Plusieurs écrans projettent en boucle des extraits de films représentatifs des différentes époques du péplum. La période du cinéma muet, d’abord, déjà bien documentée grâce à des vitrines exposant des photos, est illustrée de divers extraits des premières productions Pathé : courts drames amoureux, films bibliques à partir de 1903 puis, à partir de 1910, adaptations d’ouvrages à succès comme La Momie (Henri Desfontaine,1911), d’après Allan Poe, récits tirés de l’Antiquité : La Vestale (Albert Capellani, 1908), Cléopâtre (Ferdinand Zecca et Henri Andréani 1910), La Vengeance de Licinius (Georges Denola, 1912).

Le temps du cinéma muet (© collections Fondation Pathé)

Arrive le cinéma parlant, évoqué par des extraits des films Le signe de La Croix, 1932, ou Cléopâtre, 1934, tous les deux de Cecil B. DeMille et avec Claudette Colbert.
Sur d’autres écrans défilent des extraits des grands classiques des années 50 et 60 parmi lesquels Quo Vadis (1951), Theodora impératrice de Byzance (1954), La Terre des Pharaons (1955), Ulysse (1954), Spartacus (1960) ou encore Romulus et Rémus (1962).

Mais au milieu des années 1960, le péplum et les exploits de ses éternels héros finissent par lasser le public. Sans compter que la démesure de certains projets et les gouffres financiers qu’ils entraînent (on pense au Cléopâtre de Mankiewicz en 1963) amènent à remettre en question ce type de superproduction. Le péplum disparaît des écrans. Aurait-il irrémédiablement disparu ? Pas vraiment puisque le voilà qui réapparaît au début du XXIe siècle ! Gladiator de Ridley Scott en 2000, Troie de Wolfgang Petersen et Alexandre d’Oliver Stone en 2004, puis Gladiator 2 en 2024, sans oublier la série télévisée Rome (2005-2007) trouvent encore leur public (ou trouvent un nouveau public) en mobilisant des stars comme Russell Crowe, Brad Pitt, Angelina Jolie, Colin Farrell et en recourant à des effets spéciaux spectaculaires.

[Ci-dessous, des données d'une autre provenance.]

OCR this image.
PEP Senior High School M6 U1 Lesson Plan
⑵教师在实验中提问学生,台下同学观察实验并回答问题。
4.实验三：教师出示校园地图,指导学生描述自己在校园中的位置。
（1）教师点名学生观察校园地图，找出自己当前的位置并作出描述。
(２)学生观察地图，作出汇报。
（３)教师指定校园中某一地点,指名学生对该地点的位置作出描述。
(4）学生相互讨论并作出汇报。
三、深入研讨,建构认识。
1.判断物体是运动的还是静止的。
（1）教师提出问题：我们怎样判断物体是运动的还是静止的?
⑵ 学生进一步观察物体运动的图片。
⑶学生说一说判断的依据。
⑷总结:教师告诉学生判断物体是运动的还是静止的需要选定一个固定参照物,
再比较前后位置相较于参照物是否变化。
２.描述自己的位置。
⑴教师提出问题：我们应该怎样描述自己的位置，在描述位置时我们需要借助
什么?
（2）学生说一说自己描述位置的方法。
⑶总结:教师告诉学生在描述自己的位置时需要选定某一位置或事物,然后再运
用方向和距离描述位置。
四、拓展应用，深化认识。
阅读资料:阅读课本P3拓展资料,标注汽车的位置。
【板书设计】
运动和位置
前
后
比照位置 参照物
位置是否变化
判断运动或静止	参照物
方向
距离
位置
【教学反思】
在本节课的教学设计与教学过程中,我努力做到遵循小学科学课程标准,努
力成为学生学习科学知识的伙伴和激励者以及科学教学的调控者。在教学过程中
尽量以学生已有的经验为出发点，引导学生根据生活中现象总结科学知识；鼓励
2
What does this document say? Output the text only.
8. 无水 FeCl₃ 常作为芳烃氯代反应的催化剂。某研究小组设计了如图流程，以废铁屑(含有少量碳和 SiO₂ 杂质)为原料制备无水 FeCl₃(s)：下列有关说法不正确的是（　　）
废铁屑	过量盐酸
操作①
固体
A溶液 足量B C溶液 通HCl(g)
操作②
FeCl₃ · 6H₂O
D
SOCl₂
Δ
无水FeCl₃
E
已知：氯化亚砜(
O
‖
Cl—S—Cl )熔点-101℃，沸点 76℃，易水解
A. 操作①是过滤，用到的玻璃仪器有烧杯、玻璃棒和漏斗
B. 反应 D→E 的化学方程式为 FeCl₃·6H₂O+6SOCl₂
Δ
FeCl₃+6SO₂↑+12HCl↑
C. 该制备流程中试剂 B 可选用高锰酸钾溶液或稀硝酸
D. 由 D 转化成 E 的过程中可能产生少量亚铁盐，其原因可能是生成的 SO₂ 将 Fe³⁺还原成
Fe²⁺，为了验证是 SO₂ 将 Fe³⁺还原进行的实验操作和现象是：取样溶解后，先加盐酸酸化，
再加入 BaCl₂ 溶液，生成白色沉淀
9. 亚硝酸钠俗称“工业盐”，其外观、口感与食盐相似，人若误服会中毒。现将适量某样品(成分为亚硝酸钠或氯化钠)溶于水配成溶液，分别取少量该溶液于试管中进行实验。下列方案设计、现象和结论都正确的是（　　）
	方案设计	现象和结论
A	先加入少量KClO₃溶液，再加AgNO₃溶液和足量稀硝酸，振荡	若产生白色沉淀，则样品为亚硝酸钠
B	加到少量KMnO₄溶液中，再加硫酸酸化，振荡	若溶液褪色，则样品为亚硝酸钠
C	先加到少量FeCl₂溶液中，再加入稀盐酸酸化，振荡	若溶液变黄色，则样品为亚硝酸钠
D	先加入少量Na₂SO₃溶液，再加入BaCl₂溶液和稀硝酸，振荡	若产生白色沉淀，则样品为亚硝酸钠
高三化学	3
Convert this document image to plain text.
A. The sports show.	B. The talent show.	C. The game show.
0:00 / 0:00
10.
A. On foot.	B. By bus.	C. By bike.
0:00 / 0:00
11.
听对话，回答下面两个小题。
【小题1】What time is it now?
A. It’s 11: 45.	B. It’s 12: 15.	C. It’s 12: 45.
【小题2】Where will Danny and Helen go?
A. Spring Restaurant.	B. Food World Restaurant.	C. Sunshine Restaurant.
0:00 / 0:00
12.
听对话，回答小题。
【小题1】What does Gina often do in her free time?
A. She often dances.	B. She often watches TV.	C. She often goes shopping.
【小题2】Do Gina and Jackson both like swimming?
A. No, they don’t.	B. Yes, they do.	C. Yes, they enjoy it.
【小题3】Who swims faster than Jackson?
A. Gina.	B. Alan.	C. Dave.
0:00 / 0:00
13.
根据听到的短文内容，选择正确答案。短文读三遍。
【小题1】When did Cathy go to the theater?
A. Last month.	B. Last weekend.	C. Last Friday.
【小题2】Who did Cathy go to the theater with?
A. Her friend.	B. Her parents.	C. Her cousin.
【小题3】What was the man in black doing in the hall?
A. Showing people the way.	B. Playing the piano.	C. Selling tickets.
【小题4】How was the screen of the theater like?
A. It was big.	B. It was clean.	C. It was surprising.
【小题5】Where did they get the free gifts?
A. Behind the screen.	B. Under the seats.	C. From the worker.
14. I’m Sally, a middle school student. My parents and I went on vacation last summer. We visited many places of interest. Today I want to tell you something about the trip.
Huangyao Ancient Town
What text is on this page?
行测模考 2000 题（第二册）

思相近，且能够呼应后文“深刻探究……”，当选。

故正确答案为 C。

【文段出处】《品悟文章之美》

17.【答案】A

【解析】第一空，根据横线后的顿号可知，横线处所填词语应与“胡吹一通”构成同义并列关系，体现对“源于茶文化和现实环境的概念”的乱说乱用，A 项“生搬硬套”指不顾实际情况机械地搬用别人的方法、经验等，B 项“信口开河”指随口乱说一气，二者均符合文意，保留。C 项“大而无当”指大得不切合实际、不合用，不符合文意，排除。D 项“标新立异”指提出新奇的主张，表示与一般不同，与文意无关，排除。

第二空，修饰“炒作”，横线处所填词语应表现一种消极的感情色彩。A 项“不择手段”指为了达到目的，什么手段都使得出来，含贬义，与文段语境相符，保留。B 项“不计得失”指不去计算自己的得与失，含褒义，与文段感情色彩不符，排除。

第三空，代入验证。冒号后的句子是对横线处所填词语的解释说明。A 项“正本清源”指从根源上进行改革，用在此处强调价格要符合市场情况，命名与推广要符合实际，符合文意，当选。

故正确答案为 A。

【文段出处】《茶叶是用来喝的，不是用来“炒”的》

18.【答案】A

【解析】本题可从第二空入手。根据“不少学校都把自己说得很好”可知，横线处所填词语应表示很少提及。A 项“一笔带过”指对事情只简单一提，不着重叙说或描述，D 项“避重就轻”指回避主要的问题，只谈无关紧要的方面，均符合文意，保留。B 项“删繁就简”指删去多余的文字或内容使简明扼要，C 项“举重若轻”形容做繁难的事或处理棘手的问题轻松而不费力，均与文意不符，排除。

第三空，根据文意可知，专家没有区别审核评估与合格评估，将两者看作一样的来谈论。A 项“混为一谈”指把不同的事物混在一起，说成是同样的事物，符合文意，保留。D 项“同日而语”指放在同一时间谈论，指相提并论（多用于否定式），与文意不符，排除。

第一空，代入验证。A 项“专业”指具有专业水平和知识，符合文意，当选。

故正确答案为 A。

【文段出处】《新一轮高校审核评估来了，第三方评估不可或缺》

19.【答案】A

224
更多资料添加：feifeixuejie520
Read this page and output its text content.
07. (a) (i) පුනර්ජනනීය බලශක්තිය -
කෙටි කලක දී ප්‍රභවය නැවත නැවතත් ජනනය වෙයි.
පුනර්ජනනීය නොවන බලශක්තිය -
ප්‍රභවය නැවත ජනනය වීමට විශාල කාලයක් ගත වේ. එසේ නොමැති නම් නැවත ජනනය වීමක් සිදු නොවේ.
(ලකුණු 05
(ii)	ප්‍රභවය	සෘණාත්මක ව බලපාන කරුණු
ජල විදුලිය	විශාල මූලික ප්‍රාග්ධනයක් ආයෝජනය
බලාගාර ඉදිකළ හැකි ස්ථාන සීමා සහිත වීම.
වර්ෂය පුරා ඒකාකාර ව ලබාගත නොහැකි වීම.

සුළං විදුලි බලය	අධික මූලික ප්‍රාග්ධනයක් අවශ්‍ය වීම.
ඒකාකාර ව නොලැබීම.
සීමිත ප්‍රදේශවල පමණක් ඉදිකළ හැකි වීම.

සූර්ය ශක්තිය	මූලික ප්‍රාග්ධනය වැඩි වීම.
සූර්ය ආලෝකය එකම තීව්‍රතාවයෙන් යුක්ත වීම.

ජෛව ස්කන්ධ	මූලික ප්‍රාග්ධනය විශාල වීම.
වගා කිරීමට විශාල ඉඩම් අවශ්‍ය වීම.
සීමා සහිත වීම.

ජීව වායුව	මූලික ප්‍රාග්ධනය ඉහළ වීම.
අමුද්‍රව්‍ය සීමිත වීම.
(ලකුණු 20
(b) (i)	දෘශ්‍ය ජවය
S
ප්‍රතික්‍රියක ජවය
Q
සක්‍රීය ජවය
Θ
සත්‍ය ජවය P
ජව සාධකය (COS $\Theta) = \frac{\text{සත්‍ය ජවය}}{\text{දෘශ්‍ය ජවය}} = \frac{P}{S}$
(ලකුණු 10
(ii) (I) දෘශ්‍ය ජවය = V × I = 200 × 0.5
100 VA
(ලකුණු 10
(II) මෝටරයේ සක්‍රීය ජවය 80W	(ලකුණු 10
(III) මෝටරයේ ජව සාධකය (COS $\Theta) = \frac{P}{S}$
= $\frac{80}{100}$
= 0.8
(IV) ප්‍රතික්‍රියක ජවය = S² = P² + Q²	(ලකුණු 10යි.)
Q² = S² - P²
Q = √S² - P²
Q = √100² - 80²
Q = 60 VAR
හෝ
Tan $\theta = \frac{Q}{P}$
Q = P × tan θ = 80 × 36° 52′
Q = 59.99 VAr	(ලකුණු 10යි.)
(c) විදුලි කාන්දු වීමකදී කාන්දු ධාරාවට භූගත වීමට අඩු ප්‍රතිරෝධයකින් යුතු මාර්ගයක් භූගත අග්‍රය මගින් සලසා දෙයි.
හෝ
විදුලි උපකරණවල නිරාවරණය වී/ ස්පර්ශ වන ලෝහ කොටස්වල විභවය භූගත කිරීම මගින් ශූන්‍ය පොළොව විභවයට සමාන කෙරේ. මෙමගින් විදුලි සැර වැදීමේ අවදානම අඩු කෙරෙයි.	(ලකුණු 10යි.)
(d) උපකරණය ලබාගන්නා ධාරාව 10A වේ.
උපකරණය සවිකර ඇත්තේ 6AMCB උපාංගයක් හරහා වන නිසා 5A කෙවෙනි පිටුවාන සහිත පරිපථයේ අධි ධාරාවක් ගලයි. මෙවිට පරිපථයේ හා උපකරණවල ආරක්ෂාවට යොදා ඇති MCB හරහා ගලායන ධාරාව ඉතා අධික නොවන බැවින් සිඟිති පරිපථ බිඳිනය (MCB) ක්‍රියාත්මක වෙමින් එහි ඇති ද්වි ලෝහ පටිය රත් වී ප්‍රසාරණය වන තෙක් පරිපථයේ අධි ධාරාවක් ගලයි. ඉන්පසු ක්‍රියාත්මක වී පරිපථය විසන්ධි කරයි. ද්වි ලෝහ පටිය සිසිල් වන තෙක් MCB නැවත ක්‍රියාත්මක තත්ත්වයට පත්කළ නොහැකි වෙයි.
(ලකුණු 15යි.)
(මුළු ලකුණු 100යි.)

Gladiator de Ridley Scott (2000)

Le bouclier d’Achille (Brad Pitt) dans Troie (2004) – Collection Musée Cinéma et miniature de Lyon

Parmi les films du XXe siècle, on peut s’étonner cependant de trouver une scène du Satyricon de Fellini et une autre de L’Évangile selon Saint Mathieu de Pasolini. Dommage que ces grands cinéastes soient cités « en passant », au côté d’Alexandre ou de Gladiator, alors que leur vision de l’Antiquité mériterait quelque analyse et mise en perspective.
Le visiteur a également droit à de réjouissants extraits de « faux péplums » loufoques, irrespectueux, farfelus, comme La Folle histoire du monde (1981) de Mel Brooks ou Deux heures moins le quart avant Jésus Christ (1982) de Jean Yanne.

Enfin, pour compléter cette immersion dans un siècle de péplums, un cycle de films muets en ciné-concert est proposé du 26 février au 8 avril 2025 avec des productions du cinéma muet provenant d’Italie, des États-Unis, d’Autriche ou de France, ainsi que les dernières restaurations de la Fondation.

L’exposition « Antiquité et cinéma » est visible à la Fondation Pathé, 73 avenue des Gobelins, 75013 jusqu’au 29 mars 2025.

Note
Spécificité du Louxor, à partir de 1979 et jusqu’à sa fermeture en 1983, ce cinéma programme une catégorie de péplums non évoquée dans l’exposition Pathé : les péplums égyptiens, libanais (ou en co-production) relatant l’épopée d’Antar le valeureux. (Antar Ibn Chaddad ou Antar le valeureux (1961), Antar et la conquête du désert (1969) de Niazi Mostafa, Antar cavalier du désert (1977) de Mohamed Selmane, Antar au pays des Romains (1974) de Orhon-M. Ariburnu.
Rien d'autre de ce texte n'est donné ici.